Matthew 27:51 “At that moment the curtain in the sanctuary of the Temple was torn in two, from top to bottom. The earth shook, rocks split apart…”
I want to share a testimony of this verse which I believe will give insight to many problems within the lives of God’s people today.
I can remember living a life of spiritual discipline and sanctification. Like a Jew, I had consecrated myself to God, following a specific ritual to enter his holy presence. I didn’t realize it at the time, I thought I was “guarding” my relationship with God. I would not watch “worldly” music, movies, or games. I would pray, offering myself as a sacrifice to god and cleanse myself of all sin and any “worldly” influence. When I surrendered it all, those were my sacrifices. I kept his presence behind a curtain because I was not worthy to enter it if I had not prepared myself. Deep within, I was afraid to lose his presence, afraid to not be fully prepared and be struck down dead spiritually, and afraid to experience sorrow in the process. I struggled with these things day by day until one day during a worship service, I read a specific verse which said
“You tore the veil, you made a way, when you said that it is done!”
In that moment, I realized that it was not my sacrifices of praise or the ritual cleansing of avoiding anything worldly that brought me into his presence. It was by the death, the blood, and life of Jesus Christ which tore the curtain of his presence and unleashed the holy spirit to all who believe in him. I was completely free from living that old life. I realized that I had made priestly garments for myself and tried to cleanse myself, but after that divine revelation, I had spiritually taken them off and chose to be clothed in humility and thankfulness. I could then freely say by the holy spirit living in me “Hallelujah!”

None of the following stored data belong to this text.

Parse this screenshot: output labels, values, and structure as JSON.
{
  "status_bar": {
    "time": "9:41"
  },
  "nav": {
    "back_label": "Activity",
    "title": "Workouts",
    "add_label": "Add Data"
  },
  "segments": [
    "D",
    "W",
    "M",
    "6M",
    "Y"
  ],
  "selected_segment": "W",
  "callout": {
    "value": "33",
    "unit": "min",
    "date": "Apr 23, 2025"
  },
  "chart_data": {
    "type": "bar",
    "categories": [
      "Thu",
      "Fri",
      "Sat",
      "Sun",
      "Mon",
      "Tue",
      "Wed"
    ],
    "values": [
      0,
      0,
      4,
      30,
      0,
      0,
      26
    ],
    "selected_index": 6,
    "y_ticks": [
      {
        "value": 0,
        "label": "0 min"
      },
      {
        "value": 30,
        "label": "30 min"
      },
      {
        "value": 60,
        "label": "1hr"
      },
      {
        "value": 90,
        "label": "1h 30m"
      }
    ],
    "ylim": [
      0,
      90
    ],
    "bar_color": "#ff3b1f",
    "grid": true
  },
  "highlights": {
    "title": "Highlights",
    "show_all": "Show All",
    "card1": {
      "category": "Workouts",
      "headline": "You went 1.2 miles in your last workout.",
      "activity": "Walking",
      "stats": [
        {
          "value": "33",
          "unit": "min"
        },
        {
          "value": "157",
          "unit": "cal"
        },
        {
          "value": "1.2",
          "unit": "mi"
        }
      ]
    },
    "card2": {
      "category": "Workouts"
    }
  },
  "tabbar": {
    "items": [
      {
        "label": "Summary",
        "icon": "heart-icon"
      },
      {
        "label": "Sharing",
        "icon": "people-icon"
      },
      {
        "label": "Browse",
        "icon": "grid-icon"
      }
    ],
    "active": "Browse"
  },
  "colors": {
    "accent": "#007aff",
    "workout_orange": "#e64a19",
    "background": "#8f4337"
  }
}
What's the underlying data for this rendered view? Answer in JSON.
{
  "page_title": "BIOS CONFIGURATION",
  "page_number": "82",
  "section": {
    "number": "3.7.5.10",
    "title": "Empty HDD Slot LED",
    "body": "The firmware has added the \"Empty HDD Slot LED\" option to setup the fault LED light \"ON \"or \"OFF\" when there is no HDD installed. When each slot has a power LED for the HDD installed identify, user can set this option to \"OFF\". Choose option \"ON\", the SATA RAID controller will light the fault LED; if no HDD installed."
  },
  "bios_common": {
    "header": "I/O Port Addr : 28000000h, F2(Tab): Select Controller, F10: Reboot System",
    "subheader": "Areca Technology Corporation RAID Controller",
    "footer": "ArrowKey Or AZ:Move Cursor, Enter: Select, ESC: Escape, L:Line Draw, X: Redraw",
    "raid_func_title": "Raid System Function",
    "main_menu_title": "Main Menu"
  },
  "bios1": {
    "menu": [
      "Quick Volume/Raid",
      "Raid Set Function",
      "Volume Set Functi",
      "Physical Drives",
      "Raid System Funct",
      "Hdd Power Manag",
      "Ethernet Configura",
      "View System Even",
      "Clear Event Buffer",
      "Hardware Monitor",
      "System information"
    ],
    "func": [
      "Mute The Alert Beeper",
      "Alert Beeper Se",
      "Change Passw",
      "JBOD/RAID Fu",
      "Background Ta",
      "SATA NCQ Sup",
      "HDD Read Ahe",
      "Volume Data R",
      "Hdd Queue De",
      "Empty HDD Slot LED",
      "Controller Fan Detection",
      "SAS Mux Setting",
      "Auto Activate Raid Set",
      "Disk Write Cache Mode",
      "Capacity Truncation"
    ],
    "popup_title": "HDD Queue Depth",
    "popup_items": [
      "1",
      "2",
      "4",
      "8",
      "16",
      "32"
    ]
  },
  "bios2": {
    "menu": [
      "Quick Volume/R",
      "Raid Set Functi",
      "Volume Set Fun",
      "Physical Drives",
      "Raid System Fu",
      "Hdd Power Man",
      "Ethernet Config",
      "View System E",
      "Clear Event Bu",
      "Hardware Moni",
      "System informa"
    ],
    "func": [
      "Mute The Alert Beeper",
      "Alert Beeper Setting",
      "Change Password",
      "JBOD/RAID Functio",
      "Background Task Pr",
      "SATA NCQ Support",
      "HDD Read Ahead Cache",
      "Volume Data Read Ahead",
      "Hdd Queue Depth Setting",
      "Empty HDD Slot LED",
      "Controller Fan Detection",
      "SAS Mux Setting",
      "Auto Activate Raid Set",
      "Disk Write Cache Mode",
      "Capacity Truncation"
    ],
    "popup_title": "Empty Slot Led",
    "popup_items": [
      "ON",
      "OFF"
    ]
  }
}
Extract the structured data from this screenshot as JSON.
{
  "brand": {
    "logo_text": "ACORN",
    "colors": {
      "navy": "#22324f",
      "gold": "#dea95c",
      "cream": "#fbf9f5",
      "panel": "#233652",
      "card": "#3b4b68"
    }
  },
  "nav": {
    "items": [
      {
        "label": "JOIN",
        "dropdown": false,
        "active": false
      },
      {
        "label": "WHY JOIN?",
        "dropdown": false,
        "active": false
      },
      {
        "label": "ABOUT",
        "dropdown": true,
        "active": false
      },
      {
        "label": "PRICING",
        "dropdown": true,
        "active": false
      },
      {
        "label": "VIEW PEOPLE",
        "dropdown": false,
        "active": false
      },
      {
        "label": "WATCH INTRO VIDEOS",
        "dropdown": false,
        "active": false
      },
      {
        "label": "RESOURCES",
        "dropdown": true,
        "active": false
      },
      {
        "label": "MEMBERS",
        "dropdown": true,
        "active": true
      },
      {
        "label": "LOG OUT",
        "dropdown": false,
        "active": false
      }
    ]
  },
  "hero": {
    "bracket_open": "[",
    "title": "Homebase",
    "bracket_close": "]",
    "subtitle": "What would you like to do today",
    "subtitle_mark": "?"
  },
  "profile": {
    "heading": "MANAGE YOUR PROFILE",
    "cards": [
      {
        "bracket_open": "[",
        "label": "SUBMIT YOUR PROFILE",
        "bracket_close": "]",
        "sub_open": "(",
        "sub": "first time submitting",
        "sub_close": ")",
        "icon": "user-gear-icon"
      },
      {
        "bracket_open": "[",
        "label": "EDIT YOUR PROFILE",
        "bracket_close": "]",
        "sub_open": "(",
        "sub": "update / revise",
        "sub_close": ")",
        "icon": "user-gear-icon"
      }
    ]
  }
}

I’m reading your story. Yes i agree with u all way that true… Right no need to watch bad awful things kind of like evil doing. Keep away. Don’t pay attention. Just show how love about God and Jesus are very awesome. Want to be saved, go to heaven..Yes true..What i feel is so beautiful u feel admit this here and show yourself strong, stand up..Thanks your sharing..Keep going to prayer.
Praise The Lord!!! God is so faithful to show us anything that separates us from Him as we grow closer to Him seeking His will! It is so amazing how He changes our minds. HALLELUJAH!!!
Thank you so much for sharing your testimony! I’ve been facing the same thing for over a year now. I understand how hard it is especially when we are constantly surrounded by it but then I’m reminded that my salvation isn’t dependant on my good works but by his grace and He’s so generous and filled with love that he doesn’t distance himself but instead reaches for us! praise Jesus for his amazing love!